Gallery 803, Winnipeg
July 20 – Aug 31, 2006
By Kristen Pauch-Nolin
Defined by a wild and diverse range of styles, the cohesion of Clay Ho! Let’s Sew at Gallery 803 in Winnipeg’s Elan Designs showroom is found through quirk, rather than an overarching theme or shared aesthetic. Jenny Moore Koslowsky, Johanna Schmidt, Mari Ono, Kelli Rey, Denise C. Miller, and Naomi Schmidt each create work that is funny, industrious and straightforward, drawing inspiration from personal experience. Each piece reveals the artists unique personality and sense of humour and is supported by the work’s technical accomplishment and conceptual clarity.
Positioned alongside Elan’s wall of upholstery samples Moore Koslowsky’s installation Custer/Cloister features a small grouping of fabric pillars. Measuring between five and six feet each, the pieces in combination resemble a forest of stuffed cloth. Described by the artist as intentionally designed to manipulate proportion, viewers are encouraged to physically interact with the work, inspired by its scale and tactility.
Similarly, Rey views her ceramic wall sculptures as “invitations for viewers to interpret and respond to the work, to evoke a reaction that is unique and individual”. The minimal and abstract pieces are animated by colour, texture and form rather than recognizable subject matter, resulting in works that are appealing both visually and sensually.
Tactility and surface quality also interest Miller, who incorporates fabric into her art practice. Monocalm #1and #2 feature torn strips of unbleached cloth, stitched together by hand, and stretched across standard wooden painting supports. Though static in their finished state, the pieces communicate the significance of the work’s creation process.
Schmidt celebrates the tools used in her art-making by screen-printing images of common objects like scissors and hammers onto coloured pieces of fabric. Intentionally kept simple, the Pop inspired pieces reveal a universal human desire to create and the most basic utilitarian tools that are required.
Created primarily out of porcelain, Schmidt’s work resembles implausible and dreamlike creatures? absurd spiders and animated fish skeletons? that reflect the artist’s experience of urban culture. Rey combines punk rock, B-movie camp, and animation-inspired visuals to create pieces that appear equally strange and compelling.
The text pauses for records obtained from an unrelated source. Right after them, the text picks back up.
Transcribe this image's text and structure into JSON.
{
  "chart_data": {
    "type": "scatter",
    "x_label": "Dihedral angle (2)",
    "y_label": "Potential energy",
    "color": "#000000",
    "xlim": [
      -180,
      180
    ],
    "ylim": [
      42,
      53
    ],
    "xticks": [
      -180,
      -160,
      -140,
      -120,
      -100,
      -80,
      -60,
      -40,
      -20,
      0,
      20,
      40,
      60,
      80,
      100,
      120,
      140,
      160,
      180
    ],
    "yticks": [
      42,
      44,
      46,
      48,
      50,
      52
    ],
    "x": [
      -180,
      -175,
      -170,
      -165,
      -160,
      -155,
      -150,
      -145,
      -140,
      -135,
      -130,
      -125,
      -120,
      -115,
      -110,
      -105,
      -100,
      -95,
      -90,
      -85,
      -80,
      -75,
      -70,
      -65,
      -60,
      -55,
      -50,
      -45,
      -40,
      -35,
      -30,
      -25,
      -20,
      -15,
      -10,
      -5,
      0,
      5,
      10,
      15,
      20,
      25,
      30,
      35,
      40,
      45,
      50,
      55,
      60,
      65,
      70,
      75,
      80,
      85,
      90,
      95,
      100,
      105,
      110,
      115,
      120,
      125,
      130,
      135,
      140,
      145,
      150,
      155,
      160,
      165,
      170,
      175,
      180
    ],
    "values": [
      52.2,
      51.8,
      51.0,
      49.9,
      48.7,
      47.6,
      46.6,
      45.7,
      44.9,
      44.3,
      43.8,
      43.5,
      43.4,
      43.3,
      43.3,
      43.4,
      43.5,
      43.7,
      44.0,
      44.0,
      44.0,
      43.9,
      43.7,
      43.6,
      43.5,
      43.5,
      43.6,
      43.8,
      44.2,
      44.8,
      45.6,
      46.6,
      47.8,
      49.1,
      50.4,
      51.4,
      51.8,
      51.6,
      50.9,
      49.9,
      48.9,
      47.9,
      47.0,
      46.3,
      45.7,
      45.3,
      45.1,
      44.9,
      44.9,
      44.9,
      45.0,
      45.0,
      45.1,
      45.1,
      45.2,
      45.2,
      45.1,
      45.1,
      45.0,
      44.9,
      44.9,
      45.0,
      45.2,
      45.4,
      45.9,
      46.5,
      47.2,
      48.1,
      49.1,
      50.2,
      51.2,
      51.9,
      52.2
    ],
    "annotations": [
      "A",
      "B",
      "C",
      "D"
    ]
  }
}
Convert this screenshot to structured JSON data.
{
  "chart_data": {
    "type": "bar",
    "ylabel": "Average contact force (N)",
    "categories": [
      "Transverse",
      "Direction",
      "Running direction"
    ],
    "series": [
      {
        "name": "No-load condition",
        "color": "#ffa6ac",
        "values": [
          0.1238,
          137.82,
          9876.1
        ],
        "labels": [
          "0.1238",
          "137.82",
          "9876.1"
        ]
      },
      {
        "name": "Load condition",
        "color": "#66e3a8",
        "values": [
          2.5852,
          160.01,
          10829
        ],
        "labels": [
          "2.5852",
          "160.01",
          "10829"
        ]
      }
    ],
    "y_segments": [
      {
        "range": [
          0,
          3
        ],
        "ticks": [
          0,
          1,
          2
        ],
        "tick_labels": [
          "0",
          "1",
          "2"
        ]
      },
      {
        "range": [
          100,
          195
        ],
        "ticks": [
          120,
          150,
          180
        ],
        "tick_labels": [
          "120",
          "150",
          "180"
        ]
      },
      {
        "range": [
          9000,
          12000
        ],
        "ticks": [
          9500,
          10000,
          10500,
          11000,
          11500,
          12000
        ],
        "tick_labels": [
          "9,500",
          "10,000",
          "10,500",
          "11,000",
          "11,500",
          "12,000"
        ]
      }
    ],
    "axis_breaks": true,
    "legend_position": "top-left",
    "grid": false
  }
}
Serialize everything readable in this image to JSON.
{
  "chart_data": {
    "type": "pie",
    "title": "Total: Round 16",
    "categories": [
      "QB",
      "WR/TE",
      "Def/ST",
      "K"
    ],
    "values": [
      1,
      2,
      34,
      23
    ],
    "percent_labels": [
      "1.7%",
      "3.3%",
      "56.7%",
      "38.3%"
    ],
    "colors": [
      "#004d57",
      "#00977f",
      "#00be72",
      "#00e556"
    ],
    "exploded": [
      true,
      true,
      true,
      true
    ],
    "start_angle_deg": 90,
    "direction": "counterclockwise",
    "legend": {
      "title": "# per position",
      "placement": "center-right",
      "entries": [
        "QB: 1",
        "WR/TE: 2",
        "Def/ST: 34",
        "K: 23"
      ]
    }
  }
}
Ono’s work begins with a recognizable base? a bonsai tree, cupcakes or sushi? embellished with trinkets. It reflects the Japanese Canadian artist’s response to living between two worlds and cultures.
Installed in a design showroom without the assistance of a curator and displayed without interpretive texts,Clay Ho! Let’s Sew! demonstrates a movement by young artists to embrace a variety of materials, processes, and themes, and the work doesn’t require contextualization or analysis in order to be viewed and enjoyed.